Gleichzeitig sorgten neue Inflations- und Zinsdaten aus Europa und den USA für zusätzliche Zurückhaltung. In der Eurozone liegt der Preisauftrieb weiterhin über dem langfristigen Ziel der Europäischen Zentralbank. Auch die US‑Notenbank Fed signalisiert, dass sie kurzfristig keine deutlichen Zinssenkungen erwartet. Diese Kombination stärkt tendenziell den US‑Dollar und bremst den Aufwärtstrend bei Edelmetallen in der Dollar‑Bewertung.

Gold aus Sicht deutscher Anleger

Für Anleger in Deutschland ergibt sich dennoch ein interessantes Bild: Der schwächere Euro wirkt wie ein natürlicher Puffer. Während der Goldpreis in US‑Dollar stärker schwankt, zeigt sich die Notierung in Euro vergleichsweise stabil. Dadurch bleibt Gold für Euro‑Investoren weiterhin ein verlässlicher Baustein zur Absicherung gegen Marktvolatilität.

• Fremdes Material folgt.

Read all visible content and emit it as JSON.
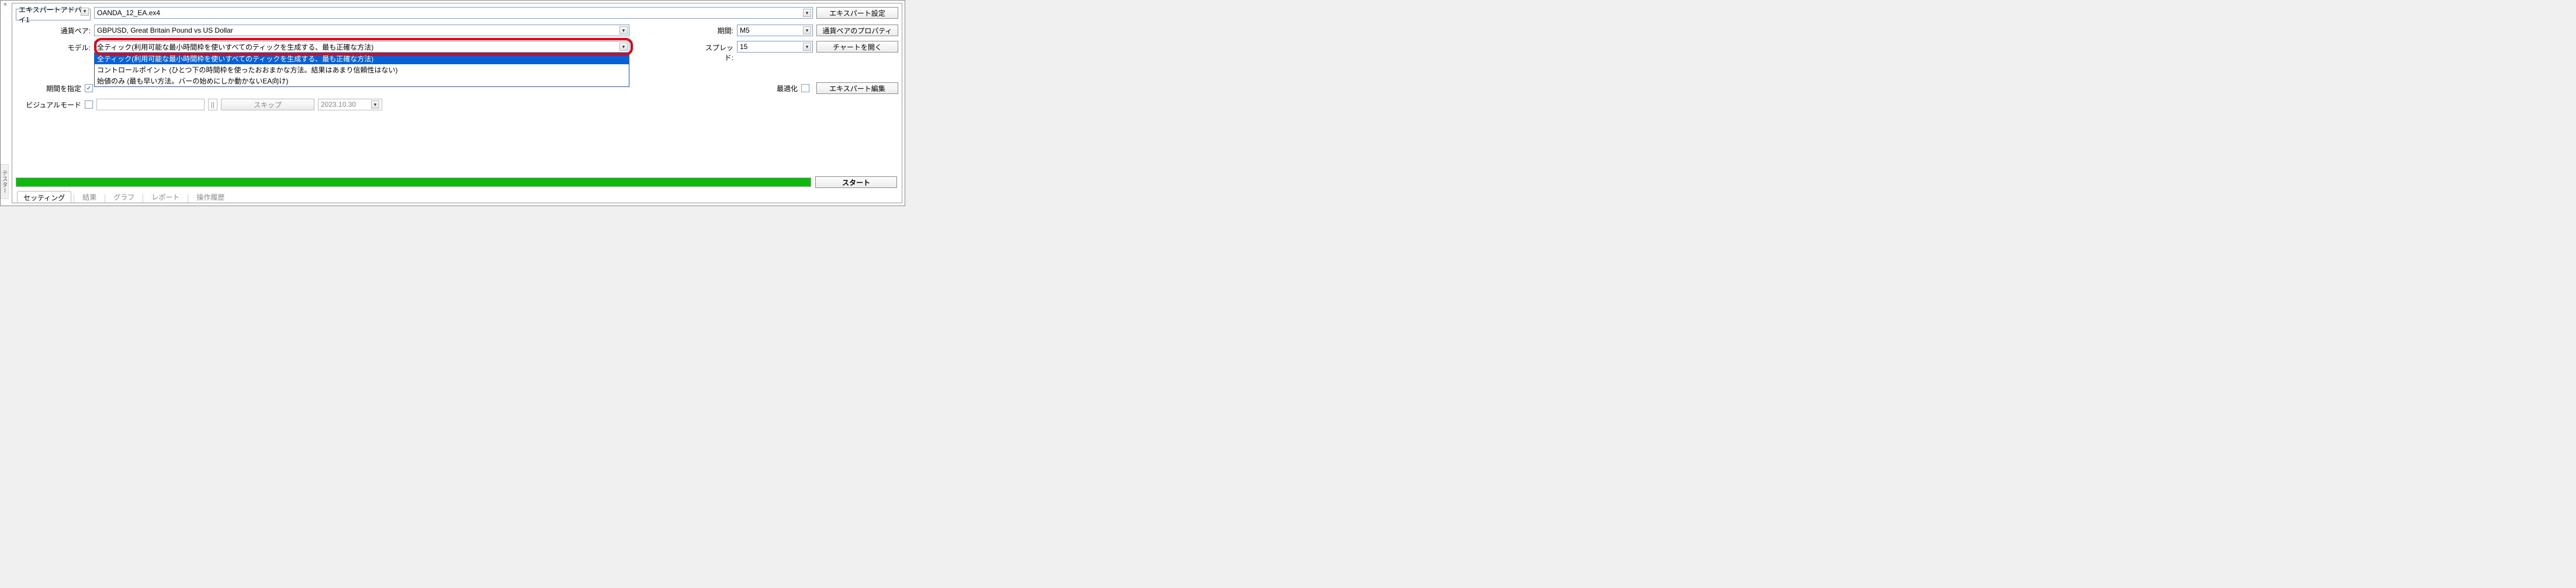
{
  "sideTab": "テスター",
  "rowEA": {
    "dropdownLabel": "エキスパートアドバイ1",
    "file": "OANDA_12_EA.ex4",
    "btn": "エキスパート設定"
  },
  "rowSymbol": {
    "label": "通貨ペア:",
    "value": "GBPUSD, Great Britain Pound vs US Dollar",
    "periodLabel": "期間:",
    "periodValue": "M5",
    "btn": "通貨ペアのプロパティ"
  },
  "rowModel": {
    "label": "モデル:",
    "selected": "全ティック(利用可能な最小時間枠を使いすべてのティックを生成する、最も正確な方法)",
    "options": [
      "全ティック(利用可能な最小時間枠を使いすべてのティックを生成する、最も正確な方法)",
      "コントロールポイント (ひとつ下の時間枠を使ったおおまかな方法。結果はあまり信頼性はない)",
      "始値のみ (最も早い方法。バーの始めにしか動かないEA向け)"
    ],
    "spreadLabel": "スプレッド:",
    "spreadValue": "15",
    "btn": "チャートを開く"
  },
  "rowPeriod": {
    "label": "期間を指定",
    "optimizeLabel": "最適化",
    "btn": "エキスパート編集"
  },
  "rowVisual": {
    "label": "ビジュアルモード",
    "skip": "スキップ",
    "date": "2023.10.30"
  },
  "startBtn": "スタート",
  "tabs": {
    "settings": "セッティング",
    "results": "結果",
    "graph": "グラフ",
    "report": "レポート",
    "journal": "操作履歴"
  }
}
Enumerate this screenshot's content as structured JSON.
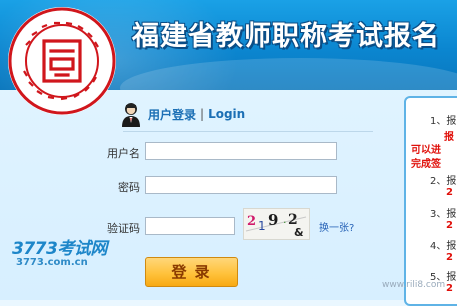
{
  "header": {
    "title": "福建省教师职称考试报名",
    "logo_colors": {
      "seal": "#d0161c",
      "bg": "#1aa1e6"
    }
  },
  "login": {
    "heading_cn": "用户登录",
    "heading_sep": "|",
    "heading_en": "Login",
    "username_label": "用户名",
    "password_label": "密码",
    "captcha_label": "验证码",
    "captcha_text": "2 9 2 &",
    "refresh_label": "换一张?",
    "submit_label": "登录"
  },
  "brand": {
    "logo_text": "3773考试网",
    "url": "3773.com.cn"
  },
  "notice": {
    "lines": [
      {
        "text": "1、报",
        "style": "blk"
      },
      {
        "text": "报",
        "style": "red"
      },
      {
        "text": "可以进",
        "style": "red"
      },
      {
        "text": "完成签",
        "style": "red"
      },
      {
        "text": "2、报",
        "style": "blk"
      },
      {
        "text": "2",
        "style": "red"
      },
      {
        "text": "3、报",
        "style": "blk"
      },
      {
        "text": "2",
        "style": "red"
      },
      {
        "text": "4、报",
        "style": "blk"
      },
      {
        "text": "2",
        "style": "red"
      },
      {
        "text": "5、报",
        "style": "blk"
      },
      {
        "text": "2",
        "style": "red"
      }
    ]
  },
  "watermark": "www.rili8.com"
}
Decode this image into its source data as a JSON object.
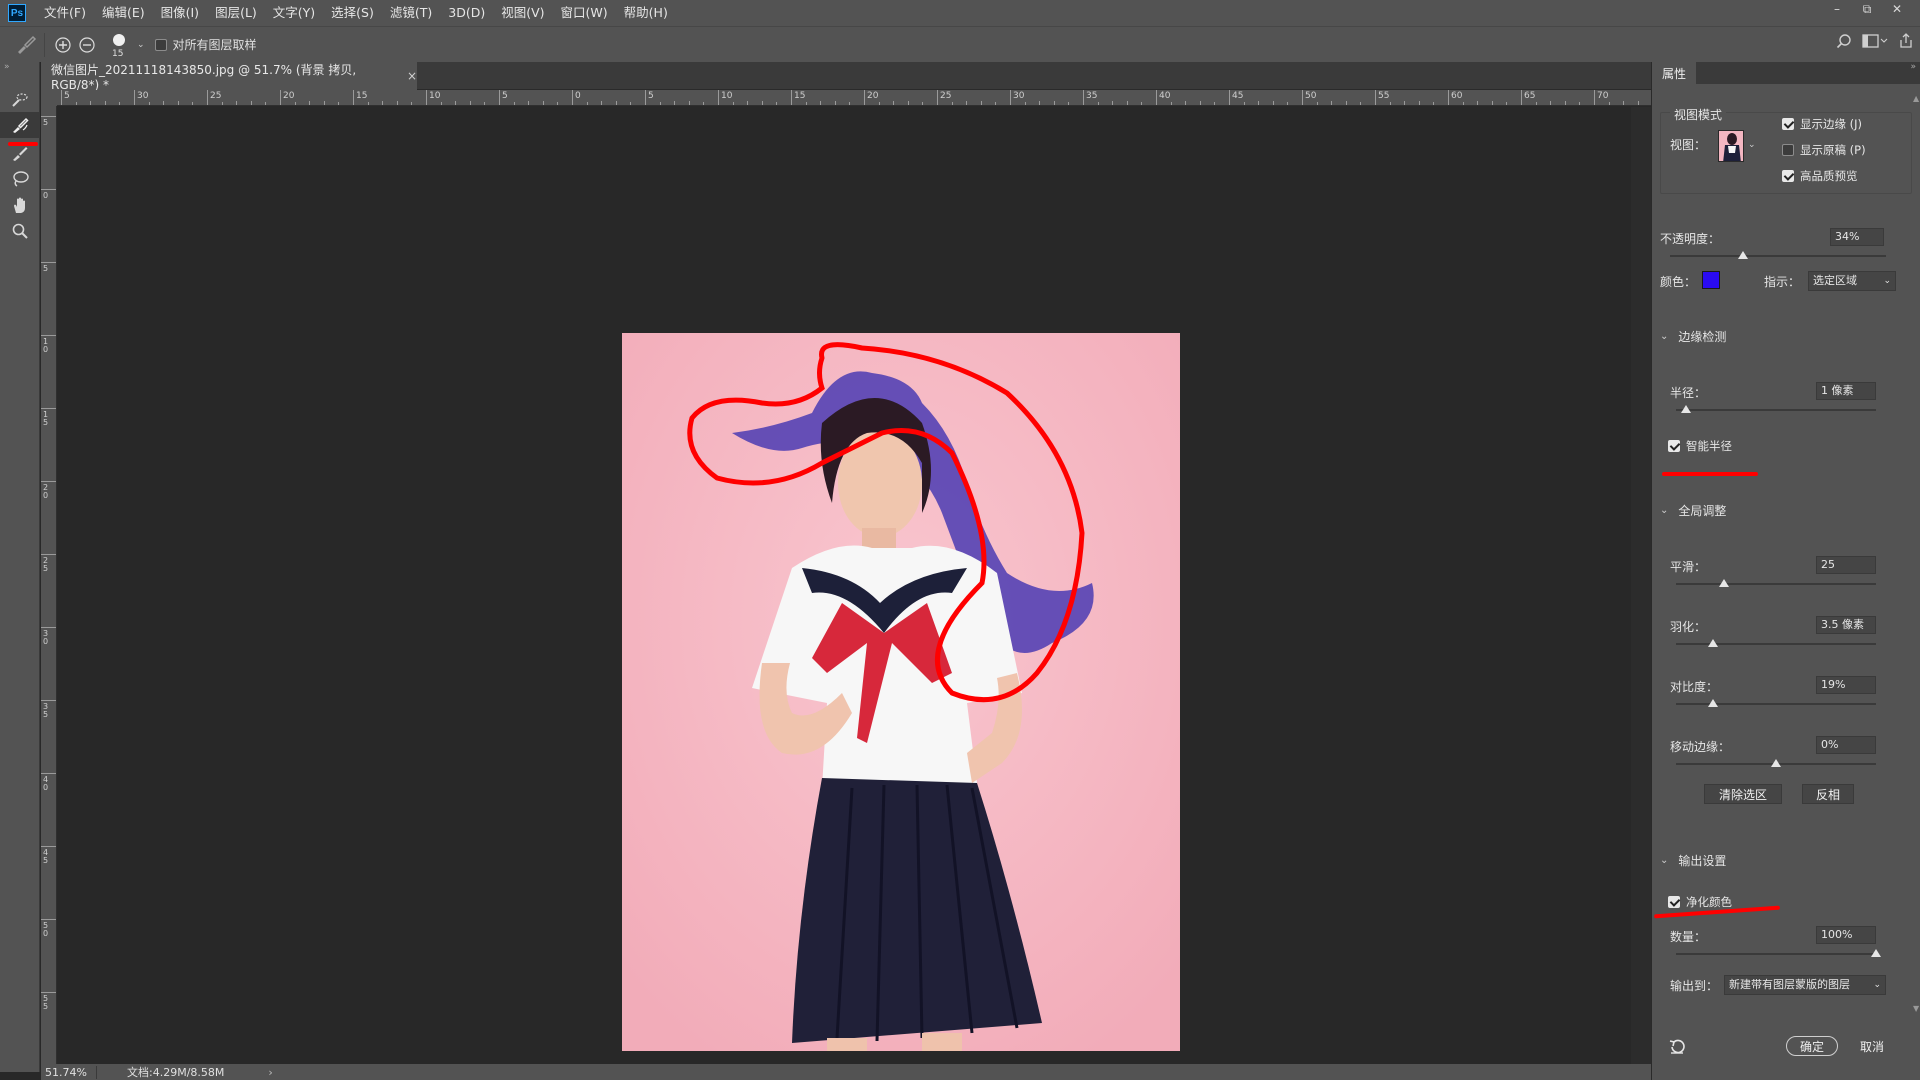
{
  "app": {
    "logo": "Ps"
  },
  "menu": [
    "文件(F)",
    "编辑(E)",
    "图像(I)",
    "图层(L)",
    "文字(Y)",
    "选择(S)",
    "滤镜(T)",
    "3D(D)",
    "视图(V)",
    "窗口(W)",
    "帮助(H)"
  ],
  "window_controls": {
    "minimize": "–",
    "restore": "⧉",
    "close": "✕"
  },
  "options": {
    "brush_size": "15",
    "sample_all_label": "对所有图层取样"
  },
  "document": {
    "tab_title": "微信图片_20211118143850.jpg @ 51.7% (背景 拷贝, RGB/8*) *",
    "close": "×"
  },
  "ruler": {
    "top_labels": [
      "5",
      "30",
      "25",
      "20",
      "15",
      "10",
      "5",
      "0",
      "5",
      "10",
      "15",
      "20",
      "25",
      "30",
      "35",
      "40",
      "45",
      "50",
      "55",
      "60",
      "65",
      "70"
    ],
    "left_labels": [
      "5",
      "0",
      "5",
      "10",
      "15",
      "20",
      "25",
      "30",
      "35",
      "40",
      "45",
      "50",
      "55"
    ]
  },
  "status": {
    "zoom": "51.74%",
    "doc": "文档:4.29M/8.58M",
    "arrow": "›"
  },
  "properties": {
    "tab": "属性",
    "view_mode": {
      "title": "视图模式",
      "view_label": "视图：",
      "show_edge": "显示边缘 (J)",
      "show_original": "显示原稿 (P)",
      "high_quality": "高品质预览"
    },
    "opacity": {
      "label": "不透明度：",
      "value": "34%",
      "fraction": 0.34
    },
    "color": {
      "label": "颜色：",
      "hex": "#2a0bf2"
    },
    "indicate": {
      "label": "指示：",
      "value": "选定区域"
    },
    "edge_detection": {
      "title": "边缘检测",
      "radius_label": "半径：",
      "radius_value": "1 像素",
      "smart_radius": "智能半径"
    },
    "global": {
      "title": "全局调整",
      "smooth_label": "平滑：",
      "smooth_value": "25",
      "feather_label": "羽化：",
      "feather_value": "3.5 像素",
      "contrast_label": "对比度：",
      "contrast_value": "19%",
      "shift_label": "移动边缘：",
      "shift_value": "0%",
      "clear_btn": "清除选区",
      "invert_btn": "反相"
    },
    "output": {
      "title": "输出设置",
      "decontaminate": "净化颜色",
      "amount_label": "数量：",
      "amount_value": "100%",
      "output_to_label": "输出到：",
      "output_to_value": "新建带有图层蒙版的图层"
    },
    "ok": "确定",
    "cancel": "取消"
  },
  "colors": {
    "panel": "#535353",
    "canvas": "#282828",
    "accent_red": "#ff0000",
    "overlay_blue": "#2a0bf2"
  }
}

Physisches Gold bleibt gefragt

Trotz einzelner Abflüsse aus goldgedeckten Wertpapieren bleibt die Nachfrage nach physischem Gold – insbesondere Barren und Münzen – in Deutschland hoch. Viele Anleger setzen weiterhin auf Edelmetalle, um sich gegen geopolitische Risiken und mögliche Verwerfungen im globalen Finanzsystem abzusichern.